L'escalade des combats pour la ville stratégique de Pokrovsk, dans l'oblast de Donetsk, a mis en lumière l'un des problèmes les plus graves auxquels est confrontée la défense ukrainienne : une pénurie de personnel militaire, selon un rapport de l'Atlantic Council, un groupe de réflexion qui avertit que l'épuisement des réserves compromet la capacité de l'Ukraine à tenir le front.
Le président Volodymyr Zelensky a reconnu la gravité de la situation dans le secteur de Pokrovsky, indiquant que les troupes ukrainiennes sont huit fois moins nombreuses que les Russes. Selon les analystes, cela témoigne de l'ampleur de la crise des effectifs après plus de trois ans de guerre.
« Après trois ans et demi de résistance héroïque et extrêmement sanglante, on craint que l’Ukraine n’approche d’un point où elle ne dispose plus d’assez de combattants pour défendre efficacement le front », note le rapport de l’Atlantic Council.

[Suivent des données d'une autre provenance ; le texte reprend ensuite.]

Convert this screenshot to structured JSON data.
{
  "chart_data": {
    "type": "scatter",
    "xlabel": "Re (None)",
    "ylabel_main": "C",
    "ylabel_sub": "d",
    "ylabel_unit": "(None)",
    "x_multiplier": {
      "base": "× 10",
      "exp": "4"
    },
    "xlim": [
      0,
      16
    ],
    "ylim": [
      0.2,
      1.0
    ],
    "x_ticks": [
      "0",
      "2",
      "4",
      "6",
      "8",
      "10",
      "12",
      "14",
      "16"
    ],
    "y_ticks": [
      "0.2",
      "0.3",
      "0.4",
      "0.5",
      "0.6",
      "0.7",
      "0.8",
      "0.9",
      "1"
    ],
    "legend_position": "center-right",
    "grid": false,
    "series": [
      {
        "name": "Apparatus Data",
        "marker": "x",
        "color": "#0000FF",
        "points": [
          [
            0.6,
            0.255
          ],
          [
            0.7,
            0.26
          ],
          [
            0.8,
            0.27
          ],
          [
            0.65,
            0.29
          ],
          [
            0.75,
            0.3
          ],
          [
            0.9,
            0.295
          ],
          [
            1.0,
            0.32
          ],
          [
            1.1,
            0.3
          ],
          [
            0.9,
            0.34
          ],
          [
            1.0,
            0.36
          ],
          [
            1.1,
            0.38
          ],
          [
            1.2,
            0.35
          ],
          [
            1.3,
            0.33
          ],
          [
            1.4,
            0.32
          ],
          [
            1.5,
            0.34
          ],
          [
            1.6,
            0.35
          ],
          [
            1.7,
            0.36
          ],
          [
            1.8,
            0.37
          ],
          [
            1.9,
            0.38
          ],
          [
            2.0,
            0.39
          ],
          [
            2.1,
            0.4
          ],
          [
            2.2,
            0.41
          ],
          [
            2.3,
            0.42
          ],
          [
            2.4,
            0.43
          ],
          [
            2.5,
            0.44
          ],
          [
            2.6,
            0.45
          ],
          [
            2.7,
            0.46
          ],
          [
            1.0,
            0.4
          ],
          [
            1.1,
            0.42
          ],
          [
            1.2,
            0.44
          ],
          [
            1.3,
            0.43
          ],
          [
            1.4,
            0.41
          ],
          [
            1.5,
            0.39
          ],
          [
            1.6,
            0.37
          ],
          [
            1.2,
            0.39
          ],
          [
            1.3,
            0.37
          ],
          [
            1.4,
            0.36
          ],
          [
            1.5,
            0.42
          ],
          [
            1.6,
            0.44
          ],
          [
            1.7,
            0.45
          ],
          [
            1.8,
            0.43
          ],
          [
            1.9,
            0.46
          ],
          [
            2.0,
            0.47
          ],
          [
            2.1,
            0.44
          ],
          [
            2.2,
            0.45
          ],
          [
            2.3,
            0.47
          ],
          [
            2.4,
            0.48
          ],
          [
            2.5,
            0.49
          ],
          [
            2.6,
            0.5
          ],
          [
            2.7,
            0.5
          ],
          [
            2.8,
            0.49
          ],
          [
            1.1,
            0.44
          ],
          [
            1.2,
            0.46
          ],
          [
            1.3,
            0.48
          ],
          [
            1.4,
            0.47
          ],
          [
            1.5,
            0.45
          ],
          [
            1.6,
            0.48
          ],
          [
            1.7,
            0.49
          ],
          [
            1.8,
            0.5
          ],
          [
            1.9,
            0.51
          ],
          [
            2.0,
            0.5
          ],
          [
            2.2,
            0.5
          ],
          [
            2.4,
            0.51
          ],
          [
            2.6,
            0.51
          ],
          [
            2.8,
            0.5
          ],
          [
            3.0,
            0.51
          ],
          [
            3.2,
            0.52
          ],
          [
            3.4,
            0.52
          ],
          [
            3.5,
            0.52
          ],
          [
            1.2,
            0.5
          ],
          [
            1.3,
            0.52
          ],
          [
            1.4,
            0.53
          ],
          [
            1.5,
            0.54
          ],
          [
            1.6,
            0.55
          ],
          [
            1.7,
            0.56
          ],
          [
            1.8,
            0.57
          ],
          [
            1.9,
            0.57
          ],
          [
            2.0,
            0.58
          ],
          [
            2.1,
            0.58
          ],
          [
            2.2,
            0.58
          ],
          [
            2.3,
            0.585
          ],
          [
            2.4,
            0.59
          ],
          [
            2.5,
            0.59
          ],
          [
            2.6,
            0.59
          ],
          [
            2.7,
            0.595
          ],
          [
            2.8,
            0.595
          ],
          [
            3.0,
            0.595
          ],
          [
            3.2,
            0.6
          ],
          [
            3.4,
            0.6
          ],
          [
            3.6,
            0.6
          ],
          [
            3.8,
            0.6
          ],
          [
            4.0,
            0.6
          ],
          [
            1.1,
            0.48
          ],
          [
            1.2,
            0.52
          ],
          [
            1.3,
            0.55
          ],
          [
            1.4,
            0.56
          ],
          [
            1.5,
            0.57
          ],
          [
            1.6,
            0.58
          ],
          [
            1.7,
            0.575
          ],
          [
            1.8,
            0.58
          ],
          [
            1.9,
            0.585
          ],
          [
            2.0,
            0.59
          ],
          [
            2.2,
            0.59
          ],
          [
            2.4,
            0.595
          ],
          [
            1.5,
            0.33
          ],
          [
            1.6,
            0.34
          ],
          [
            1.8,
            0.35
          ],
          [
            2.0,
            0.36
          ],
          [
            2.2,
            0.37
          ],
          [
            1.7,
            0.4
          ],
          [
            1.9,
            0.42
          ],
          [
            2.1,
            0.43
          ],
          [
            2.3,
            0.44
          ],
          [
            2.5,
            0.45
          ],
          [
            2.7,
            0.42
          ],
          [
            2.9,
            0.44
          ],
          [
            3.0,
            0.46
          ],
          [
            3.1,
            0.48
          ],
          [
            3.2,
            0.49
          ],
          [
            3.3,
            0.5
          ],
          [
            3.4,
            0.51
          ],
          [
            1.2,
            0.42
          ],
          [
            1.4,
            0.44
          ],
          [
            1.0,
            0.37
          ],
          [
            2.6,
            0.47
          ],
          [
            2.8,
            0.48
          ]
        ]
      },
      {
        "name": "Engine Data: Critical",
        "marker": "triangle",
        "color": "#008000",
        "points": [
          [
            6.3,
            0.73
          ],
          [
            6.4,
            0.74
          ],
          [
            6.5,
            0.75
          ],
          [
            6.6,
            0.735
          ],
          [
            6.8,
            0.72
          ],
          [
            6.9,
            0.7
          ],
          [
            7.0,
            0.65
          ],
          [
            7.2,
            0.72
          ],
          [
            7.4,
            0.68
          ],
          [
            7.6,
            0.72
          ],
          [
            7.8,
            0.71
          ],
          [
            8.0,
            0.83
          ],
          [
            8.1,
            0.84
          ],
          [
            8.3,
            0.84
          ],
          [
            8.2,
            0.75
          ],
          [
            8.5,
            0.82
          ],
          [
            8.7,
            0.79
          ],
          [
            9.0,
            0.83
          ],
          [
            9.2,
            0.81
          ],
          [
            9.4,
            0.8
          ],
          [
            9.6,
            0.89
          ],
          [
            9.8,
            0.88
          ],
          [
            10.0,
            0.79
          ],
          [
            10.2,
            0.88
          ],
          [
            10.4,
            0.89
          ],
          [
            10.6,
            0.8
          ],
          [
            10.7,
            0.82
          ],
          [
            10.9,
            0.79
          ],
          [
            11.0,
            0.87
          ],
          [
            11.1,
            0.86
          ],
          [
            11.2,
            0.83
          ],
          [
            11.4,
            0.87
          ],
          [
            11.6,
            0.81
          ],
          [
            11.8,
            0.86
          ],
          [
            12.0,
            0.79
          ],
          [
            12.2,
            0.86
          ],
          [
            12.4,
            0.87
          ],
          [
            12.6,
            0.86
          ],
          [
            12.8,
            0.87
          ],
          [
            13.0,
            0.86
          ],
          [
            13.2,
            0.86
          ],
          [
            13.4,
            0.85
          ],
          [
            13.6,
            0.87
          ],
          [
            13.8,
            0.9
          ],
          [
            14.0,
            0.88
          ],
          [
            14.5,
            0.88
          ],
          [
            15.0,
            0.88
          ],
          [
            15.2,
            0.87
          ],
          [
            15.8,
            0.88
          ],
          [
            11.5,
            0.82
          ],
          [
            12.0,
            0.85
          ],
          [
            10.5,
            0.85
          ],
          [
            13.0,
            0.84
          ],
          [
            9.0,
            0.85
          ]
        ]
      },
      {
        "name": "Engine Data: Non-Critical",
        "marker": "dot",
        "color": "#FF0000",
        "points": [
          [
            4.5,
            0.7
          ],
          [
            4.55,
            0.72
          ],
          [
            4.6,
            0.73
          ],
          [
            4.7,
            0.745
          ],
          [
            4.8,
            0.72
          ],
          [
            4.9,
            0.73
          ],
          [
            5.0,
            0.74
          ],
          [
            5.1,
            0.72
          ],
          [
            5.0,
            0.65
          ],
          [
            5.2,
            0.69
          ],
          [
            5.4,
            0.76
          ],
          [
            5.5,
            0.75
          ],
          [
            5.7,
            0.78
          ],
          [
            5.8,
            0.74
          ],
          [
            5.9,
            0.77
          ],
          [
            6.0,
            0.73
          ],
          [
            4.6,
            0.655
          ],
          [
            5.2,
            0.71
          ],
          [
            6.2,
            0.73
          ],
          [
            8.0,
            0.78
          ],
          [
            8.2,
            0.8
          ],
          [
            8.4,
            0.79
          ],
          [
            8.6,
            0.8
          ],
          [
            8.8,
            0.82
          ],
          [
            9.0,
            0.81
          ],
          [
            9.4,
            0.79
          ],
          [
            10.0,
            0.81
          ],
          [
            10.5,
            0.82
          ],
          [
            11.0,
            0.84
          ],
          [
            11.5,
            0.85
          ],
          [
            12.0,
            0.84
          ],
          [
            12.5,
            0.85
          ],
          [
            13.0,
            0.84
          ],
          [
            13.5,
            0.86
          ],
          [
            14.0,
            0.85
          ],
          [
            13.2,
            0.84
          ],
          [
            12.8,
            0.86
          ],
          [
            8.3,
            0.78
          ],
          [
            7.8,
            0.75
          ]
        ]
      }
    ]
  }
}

Au début de l'invasion à grande échelle, un afflux massif de volontaires a permis aux forces armées ukrainiennes de porter leurs effectifs à environ un million de soldats. Cependant, la durée du conflit, les lourdes pertes humaines, la fatigue et les désertions ont progressivement épuisé les ressources humaines.
Certaines unités militaires tentent de recruter de nouvelles recrues par leurs propres moyens – par le biais de campagnes publicitaires, de vidéos et même d'initiatives locales – tandis que les centres de recrutement officiels sont de plus en plus impliqués dans des scandales liés à la mobilisation forcée.
La décision politique majeure de ne pas abaisser l'âge de la conscription de 25 à 18 ans a suscité des débats tant en Ukraine que parmi ses alliés. Le gouvernement a préféré mettre en place des programmes d'incitation pour les volontaires âgés de 18 à 25 ans, mais ceux-ci n'ont pas permis de répondre aux besoins du front.
Un autre coup dur a été l'assouplissement des restrictions de voyage pour les jeunes hommes. Selon le Daily Telegraph, après ces changements, environ 100 000 Ukrainiens âgés de 18 à 22 ans ont quitté le pays en deux mois. Cette situation a engendré non seulement une pénurie de personnel militaire, mais aussi une crise des effectifs dans le secteur civil.
Bien que Moscou subisse également des pertes, l'armée russe continue de recruter activement de nouveaux combattants, principalement grâce à des primes et des avantages sociaux importants. Cela permet au Kremlin de reconstituer régulièrement ses effectifs et de se constituer progressivement un avantage numérique sur l'ensemble du front.
Pokrovsk demeure l'épicentre des combats dans la région de Donetsk. Les analystes estiment que la chute de la ville constituerait une victoire symbolique et tactique pour le Kremlin, qui développe une stratégie de « victoire par l'usure ».
Selon le commandant en chef des forces armées ukrainiennes, Oleksandr Syrsky, l'ennemi tente de s'implanter dans le centre-ville, mais Pokrovsk n'est pas encore bloquée.
Parallèlement, Serhiy « Flash » Beskrestnov, spécialiste de la guerre électronique et du renseignement, a indiqué que l'Ukraine pourrait être contrainte de prendre des décisions impopulaires concernant la défense de la ville, les troupes russes cherchant à l'encercler et à éviter un assaut direct.
Selon l'Atlantic Council, l'armée ukrainienne est aujourd'hui « endurcie mais épuisée ». Elle est contrainte de maintenir une posture défensive, préservant ses effectifs même au prix de replis temporaires.
« Les commandants ukrainiens doivent être prêts à céder du terrain si nécessaire afin de préserver leurs ressources de combat tout en infligeant des pertes maximales à l'ennemi », concluent les experts.
L'objectif ultime, selon les analystes, est de maintenir la ligne de front jusqu'à ce qu'une combinaison de lourdes pertes russes, de pressions économiques et d'épuisement stratégique contraigne Moscou à accepter des négociations.